The CROQ showed significant pre to post improvements on all subscales in both groups, which was expected for the PCI group but not for the non-PCI group. This indicates that the CROQ may be sensitive to other non-PCI changes, such as the role of additions or changes in medications, increased knowledge about the functioning of their heart following the angiography procedure, or changes in personal care following the diagnostic attention. It is noteworthy that three of the four CROQ subscales were insensitive to the PCI intervention, except for the physical function subscale that detected a change score improvement that was significantly larger among patients receiving PCI as compared to patients with non-significant stenosis. The CROQ is intended to detect treatment effects following a PCI/CABG intervention; hence, one might expect that the CROQ would be more sensitive to detecting changes in the PCI group compared to the group of patients with non-significant stenosis. We consider this as an indication of poor construct validity. The high ceiling effects, as noted above, may partly explain this lack of sensitivity [13, 14]. In addition, the CROQ failed to discriminate between levels of coronary disease severity prior to the angiographic assessment. The CROQ therefore ostensibly measures more generic aspects of coronary-related symptoms and functions, rather than specific treatment-related outcome effects related to invasive coronary treatment, as the name of the scale suggests.

In conclusion, although the reliability of the CROQ scores are adequate, the construct validity stands out as quite poor. We do not expect that replacing the current analyses with modern test theory approaches (i.e., Item Response Theory) will remedy the psychometric properties sufficiently [27] to overcome the rather poor construct validity. We therefore recommend a substantial revision of the CROQ measure that is based on current knowledge of symptoms or function losses that are prominent before and after coronary interventions as PCI or CABG. This should be done before resuming use in patient or research contexts.

Limitations

One limitation in our study is that we only included information from hospital records at pre-assessment, and have no information of any further treatment provided by the hospital, the General Practitioner or others. Thus, we cannot rule out the possibility that some patients may have received a PCI/CABG or other medical treatments between pre-assessment and post-angiography that may have affected their self -reported health status. Also, we did not include disease specific measures when testing for convergent validity, nor measures expected to have a negative correlation (discriminative validity).

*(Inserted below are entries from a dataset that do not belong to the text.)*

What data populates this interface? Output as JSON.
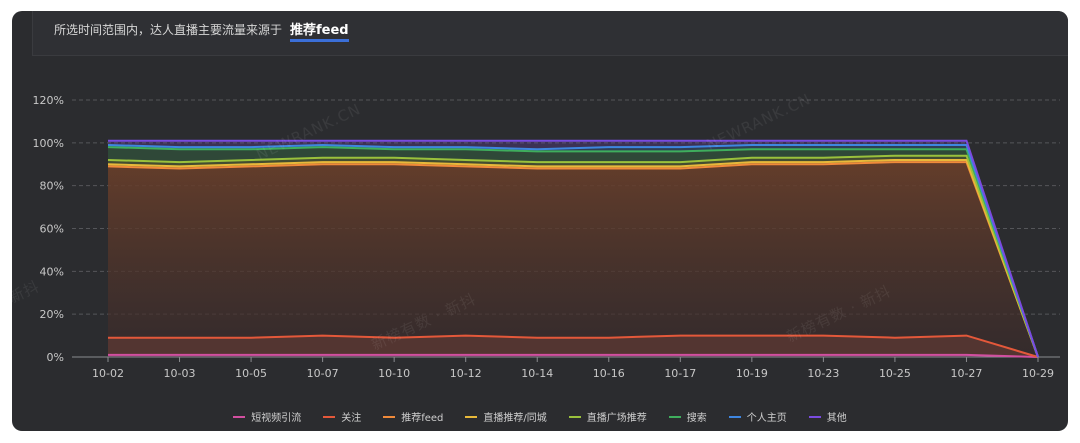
{
  "header": {
    "summary_text": "所选时间范围内，达人直播主要流量来源于",
    "summary_value": "推荐feed"
  },
  "watermarks": [
    "NEWRANK.CN",
    "NEWRANK.CN",
    "新榜有数 · 新抖",
    "新榜有数 · 新抖",
    "新抖"
  ],
  "colors": {
    "background": "#2b2c2f",
    "grid": "#55565a",
    "axis_text": "#c8c8c8",
    "accent": "#3b6fd8"
  },
  "chart_data": {
    "type": "area",
    "stacked": true,
    "categories": [
      "10-02",
      "10-03",
      "10-05",
      "10-07",
      "10-10",
      "10-12",
      "10-14",
      "10-16",
      "10-17",
      "10-19",
      "10-23",
      "10-25",
      "10-27",
      "10-29"
    ],
    "yticks": [
      "0%",
      "20%",
      "40%",
      "60%",
      "80%",
      "100%",
      "120%"
    ],
    "ylim": [
      0,
      120
    ],
    "grid": true,
    "legend_position": "bottom",
    "series": [
      {
        "name": "短视频引流",
        "color": "#d24fa0",
        "values": [
          1,
          1,
          1,
          1,
          1,
          1,
          1,
          1,
          1,
          1,
          1,
          1,
          1,
          0
        ]
      },
      {
        "name": "关注",
        "color": "#e4583a",
        "values": [
          8,
          8,
          8,
          9,
          8,
          9,
          8,
          8,
          9,
          9,
          9,
          8,
          9,
          0
        ]
      },
      {
        "name": "推荐feed",
        "color": "#f08a3a",
        "values": [
          80,
          79,
          80,
          80,
          81,
          79,
          79,
          79,
          78,
          80,
          80,
          82,
          81,
          0
        ]
      },
      {
        "name": "直播推荐/同城",
        "color": "#e8b93a",
        "values": [
          1,
          1,
          1,
          1,
          1,
          1,
          1,
          1,
          1,
          1,
          1,
          1,
          1,
          0
        ]
      },
      {
        "name": "直播广场推荐",
        "color": "#9ac13c",
        "values": [
          2,
          2,
          2,
          2,
          2,
          2,
          2,
          2,
          2,
          2,
          2,
          2,
          2,
          0
        ]
      },
      {
        "name": "搜索",
        "color": "#3fae5d",
        "values": [
          6,
          6,
          5,
          5,
          4,
          5,
          5,
          5,
          5,
          4,
          4,
          3,
          3,
          0
        ]
      },
      {
        "name": "个人主页",
        "color": "#3e86e0",
        "values": [
          1,
          1,
          1,
          1,
          1,
          1,
          1,
          2,
          2,
          2,
          2,
          2,
          2,
          0
        ]
      },
      {
        "name": "其他",
        "color": "#7a4be0",
        "values": [
          2,
          3,
          3,
          2,
          3,
          3,
          4,
          3,
          3,
          2,
          2,
          2,
          2,
          0
        ]
      }
    ]
  }
}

Further, this study is within the lower limits of the sample size requirements to conduct a CFA with WLSMV estimation. There is a risk that the estimated standard errors of factor loadings in the CFA with WLSMV estimation is underestimated with low sample sizes (< 300), and this leads to risk for Type 1 error according to model fit indices [21]. However, we believe these potential problems have minimal impact upon the overall conclusions, as the results from the EFA supported the concerns about the construct validity.

Conclusions

The present study provides mixed support for applying the CROQ measure in coronary patient populations receiving PCI. We noted problems with the factor structure, and lack of sensitivity for disease severity and lack of responsiveness on most of the scales. The CROQ-N needs a substantial revision and currently we cannot recommend the use of the questionnaire in clinical practice.